Playwright Eugene Berthold Brecht (also known as Bertolt Brecht) was deeply influenced by Charlie Chaplin and Karl Marx. This strange combination of inspiration produced Brecht’s twisted sense of humor as well as the political beliefs within his plays.
He was raised in a middle class family in Germany, although he often fabricated stories of an impoverished childhood. As a young man, he was attracted to fellow artists, actors, cabaret musicians, and clowns. As he began to write plays of his own, he discovered that the Theatre was the perfect forum to express social and political criticism.
Brecht developed a style known as “Epic Theatre.” In this medium, actors did not strive to make their characters realistic. Instead, each character represented a different side of an argument. Brecht’s “Epic Theatre” presented multiple viewpoints and then let the audience decide for themselves.

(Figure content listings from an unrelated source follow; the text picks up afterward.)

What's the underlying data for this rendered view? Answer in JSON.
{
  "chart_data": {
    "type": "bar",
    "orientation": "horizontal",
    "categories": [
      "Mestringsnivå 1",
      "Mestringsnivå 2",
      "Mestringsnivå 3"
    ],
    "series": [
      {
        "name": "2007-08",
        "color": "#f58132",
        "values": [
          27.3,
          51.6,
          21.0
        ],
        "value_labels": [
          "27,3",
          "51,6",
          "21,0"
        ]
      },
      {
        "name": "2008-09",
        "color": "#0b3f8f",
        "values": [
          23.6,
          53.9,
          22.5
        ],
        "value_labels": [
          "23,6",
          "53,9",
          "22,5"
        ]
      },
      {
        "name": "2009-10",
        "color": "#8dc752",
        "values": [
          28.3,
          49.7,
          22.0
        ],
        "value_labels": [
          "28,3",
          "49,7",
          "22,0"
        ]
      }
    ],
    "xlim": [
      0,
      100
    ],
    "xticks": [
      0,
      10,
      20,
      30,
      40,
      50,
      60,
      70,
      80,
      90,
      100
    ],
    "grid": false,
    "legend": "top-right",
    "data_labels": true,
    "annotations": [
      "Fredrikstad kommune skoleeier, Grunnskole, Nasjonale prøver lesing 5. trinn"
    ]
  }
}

Does this mean Brecht didn’t play favorites? Certainly not. His dramatic works blatantly condemn fascism, but they also endorse communism as an acceptable form of government. His political views developed from his life experiences. Brecht fled Nazi Germany before the onset of World WarII. After the war, he willingly moved to Soviet-occupied East Germany and became a proponent of the communist regime.
Brecht's Major Play!
His most acclaimed work is Mother Courage and Her Children. Although set in the 1600s, the play is relevant to contemporary society. It is often regarded as one of the finest anti-war plays.
Not surprisingly, Mother Courage and Her Children has frequently been revived in recent years. Many colleges and professional theaters have produced the show, perhaps to express their views on modern day warfare.
The one the play’s most renowned lines is: "Who is the bigger criminal: he who robs a bank or he who founds one?"
Epic vs Dramatic Theatre!
Dramatic Theatre | Epic Theatre |
Plot | Narrative |
Implicates the spectator in a stage situation | Turns the spectator into an observer |
Wears down his capacity for action | Arouses his capacity for action |
Provides him with sensations | Forces him to take decisions |
Experience | Picture of the world |
The spectator is involved in something | He is made to face something |
Suggestion | Argument |
Instinctive feelings are preserved | Brought to the point of recognition |
The spectator is in the thick of it, shares the experience | The spectator stands outside, studies |
The human being is taken for granted | The human being is the object of the enquiry |
He is unalterable | He is alterable and able to alter |
Eyes on the finish | Eyes on the course |
One scene makes another | Each scene for itself |
Growth | Montage |
Linear development | In curves |
Evolutionary determinism | Jumps |
Man as a fixed point | Man as a process |
Thought determines being | Social being determines thought |
Feeling | Reason |
Above i have found a table giving the differences between dramatic and epic theatre i found this table on: http://www.usq.edu.au/artsworx/schoolresources/3pennynotes/drama
Verfremdungseffekt
Often translated as the ‘alienation effect’, verfremdungseffekt is better explained as the ‘making strange effect’, or the ‘defamiliarisation effect’. ‘Alienation’ implies that the audience is disconnected completely from the performance, which is not quite correct. While they are disconnected from empathizing with the characters and their plight, as in naturalistic theatre, they are still completely involved in critically-analysing the play and its broader social significance. The ‘V-effekt’ is a technique of taking human social incidents and labelling them as something striking, something that calls for explanation, something not to be taken for granted, not just natural.
Gestus
Gestus, Brecht said, was the base building block of Epic Theatre. It is both gist and gesture; an attitude expressible in words and actions (Chalk). A basic equation for gestus is: a gesture of the body (gest) + a message (gist) = gestus (Chalk). The message is an essential part of this equation, because without a broader social context, the gesture is redundant. The most famous example of this particular element is from the original production of Mother Courage and Her Children. In the scene where Mother Courage’s son is killed, she lifts her head back, stretches her mouth wide, and holds this grotesque position in a “silent scream”. This showed her devastation at the loss of her son, but her inability to show that feeling. So the physicality of the scream + her contradictory feelings = the gestus of the ‘silent scream’.
Music
The “V-effekt” was also made possible in Epic Theatre with help from the music. In many of Brecht’s plays where music was used, the musicians were set up where they could be seen. In the original Berlin production of The Threepenny Opera, the titles of the songs were projected on placards on stage, the orchestra was lit up, and the actors changed position in order to sing their songs. This is just another way of showing that it is just a theatre show, that the actors are simply actors and that the musicians were just that, musicians.